60 ans de secours en montagne

Suite au décès de deux jeunes alpinistes dans le massif du Mont-Blanc en 1956, l’Etat décide que les secours en montagne relèveraient désormais de ses compétences. Appelé à l’origine Groupe Spécialisé de Haute Montagne (GSHM), le Peloton de Gendarmerie de Haute Montagne (PGHM) de Briançon est ainsi fondé en 1959, 2e unité spécialisée créée après celle de Chamonix en 1958. Les secours en montagne sont depuis assurés en alternance avec la Compagnie Républicaine de Sécurité (CRS) de Briançon, sous la responsabilité de la préfecture des Hautes-Alpes.

Le PGHM de Briançon vient de fêter ses 60 ans. Si, historiquement le massif des Ecrins représentait l’essentiel des interventions, le PGHM assure aujourd’hui les secours sur l’ensemble des massifs haut-alpins avec en moyenne 350 interventions par an. Au fil du temps, le PGHM a beaucoup évolué et s’est modernisé. Les challenges d’aujourd’hui consistent notamment à parfaire les moyens de recherche des victimes et à développer les outils numériques afin de faire face à la révolution technologique.

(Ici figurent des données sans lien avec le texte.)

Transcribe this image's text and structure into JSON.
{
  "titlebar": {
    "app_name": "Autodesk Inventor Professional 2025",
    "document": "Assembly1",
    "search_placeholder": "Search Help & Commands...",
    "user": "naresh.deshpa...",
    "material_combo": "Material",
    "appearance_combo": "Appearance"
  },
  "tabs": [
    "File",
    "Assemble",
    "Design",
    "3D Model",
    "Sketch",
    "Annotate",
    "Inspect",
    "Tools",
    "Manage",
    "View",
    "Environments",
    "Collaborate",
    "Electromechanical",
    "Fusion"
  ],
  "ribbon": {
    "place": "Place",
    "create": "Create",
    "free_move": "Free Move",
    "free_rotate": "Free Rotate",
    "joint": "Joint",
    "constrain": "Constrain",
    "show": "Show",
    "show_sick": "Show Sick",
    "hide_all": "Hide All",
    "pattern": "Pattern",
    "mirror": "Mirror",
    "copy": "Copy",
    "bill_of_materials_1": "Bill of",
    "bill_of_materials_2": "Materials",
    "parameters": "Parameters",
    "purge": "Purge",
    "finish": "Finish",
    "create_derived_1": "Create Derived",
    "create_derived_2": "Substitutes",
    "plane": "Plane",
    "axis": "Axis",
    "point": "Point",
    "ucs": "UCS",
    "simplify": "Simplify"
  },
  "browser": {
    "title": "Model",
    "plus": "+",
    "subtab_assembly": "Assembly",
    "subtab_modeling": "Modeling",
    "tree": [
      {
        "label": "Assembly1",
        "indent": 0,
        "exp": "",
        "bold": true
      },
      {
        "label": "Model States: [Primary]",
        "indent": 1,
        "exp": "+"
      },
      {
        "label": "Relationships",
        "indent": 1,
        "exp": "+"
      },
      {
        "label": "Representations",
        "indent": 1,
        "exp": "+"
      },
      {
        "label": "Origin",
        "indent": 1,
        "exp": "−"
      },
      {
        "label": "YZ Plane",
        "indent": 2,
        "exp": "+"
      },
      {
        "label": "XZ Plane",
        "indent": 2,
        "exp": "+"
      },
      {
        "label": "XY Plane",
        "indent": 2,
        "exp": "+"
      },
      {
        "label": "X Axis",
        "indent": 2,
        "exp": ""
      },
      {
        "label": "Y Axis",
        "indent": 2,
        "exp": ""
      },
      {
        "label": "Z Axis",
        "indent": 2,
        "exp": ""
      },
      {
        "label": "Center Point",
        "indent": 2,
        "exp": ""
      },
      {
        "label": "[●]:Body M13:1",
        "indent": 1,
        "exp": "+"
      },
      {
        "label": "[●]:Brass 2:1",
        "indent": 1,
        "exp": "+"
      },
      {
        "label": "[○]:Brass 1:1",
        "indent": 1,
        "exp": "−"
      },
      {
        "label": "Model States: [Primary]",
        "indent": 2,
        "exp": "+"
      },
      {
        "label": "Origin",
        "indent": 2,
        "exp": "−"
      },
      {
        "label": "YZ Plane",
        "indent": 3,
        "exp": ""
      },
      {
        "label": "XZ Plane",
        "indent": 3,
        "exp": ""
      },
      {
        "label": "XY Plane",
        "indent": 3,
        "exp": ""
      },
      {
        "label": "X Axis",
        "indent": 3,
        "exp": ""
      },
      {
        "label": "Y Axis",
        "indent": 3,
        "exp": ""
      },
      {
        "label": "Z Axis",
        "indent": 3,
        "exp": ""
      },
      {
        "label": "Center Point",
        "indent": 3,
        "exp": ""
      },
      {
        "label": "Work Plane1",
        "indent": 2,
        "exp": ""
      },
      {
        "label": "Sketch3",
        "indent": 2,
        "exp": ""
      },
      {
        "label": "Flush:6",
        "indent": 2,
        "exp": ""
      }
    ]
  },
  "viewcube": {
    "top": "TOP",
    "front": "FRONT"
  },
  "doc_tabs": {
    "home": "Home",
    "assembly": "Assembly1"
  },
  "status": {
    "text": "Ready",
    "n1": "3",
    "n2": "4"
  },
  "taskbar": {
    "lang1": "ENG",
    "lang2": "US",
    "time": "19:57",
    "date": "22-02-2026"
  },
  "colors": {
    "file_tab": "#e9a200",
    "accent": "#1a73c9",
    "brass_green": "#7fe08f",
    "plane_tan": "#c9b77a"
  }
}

L’effectif du PGHM s’élève à 21 militaires, montagnards solides et secouristes aguerris s’appuyant sur une fine connaissance du territoire. Ayant tous suivi une longue formation spécifique après une stricte sélection, une grande majorité d’entre eux cumule leurs compétences de secouristes avec d’autres diplômes d’État, comme le guide, le monitorat de ski, les DE de canyon ou d’escalade. Ils ont à leur disposition différents véhicules, principalement des 4×4, un quad chenillé et une moto neige, mais bénéficient surtout de l’appui indispensable du détachement aérien de gendarmerie de Villar-Saint-Pancrace, l’immense majorité des interventions étant héliportée. C’est à bord de cet aéronef, baptisé Choucas 05, qu’un binôme du PGHM se tient prêt en permanence à partir, accompagné au besoin d’un médecin du SMUR, autre partenaire majeur du PGHM. Chaque intervention demande une importante coordination afin d’apporter la réponse la plus rapide et la plus pertinente aux demandes de secours d’extrême urgence.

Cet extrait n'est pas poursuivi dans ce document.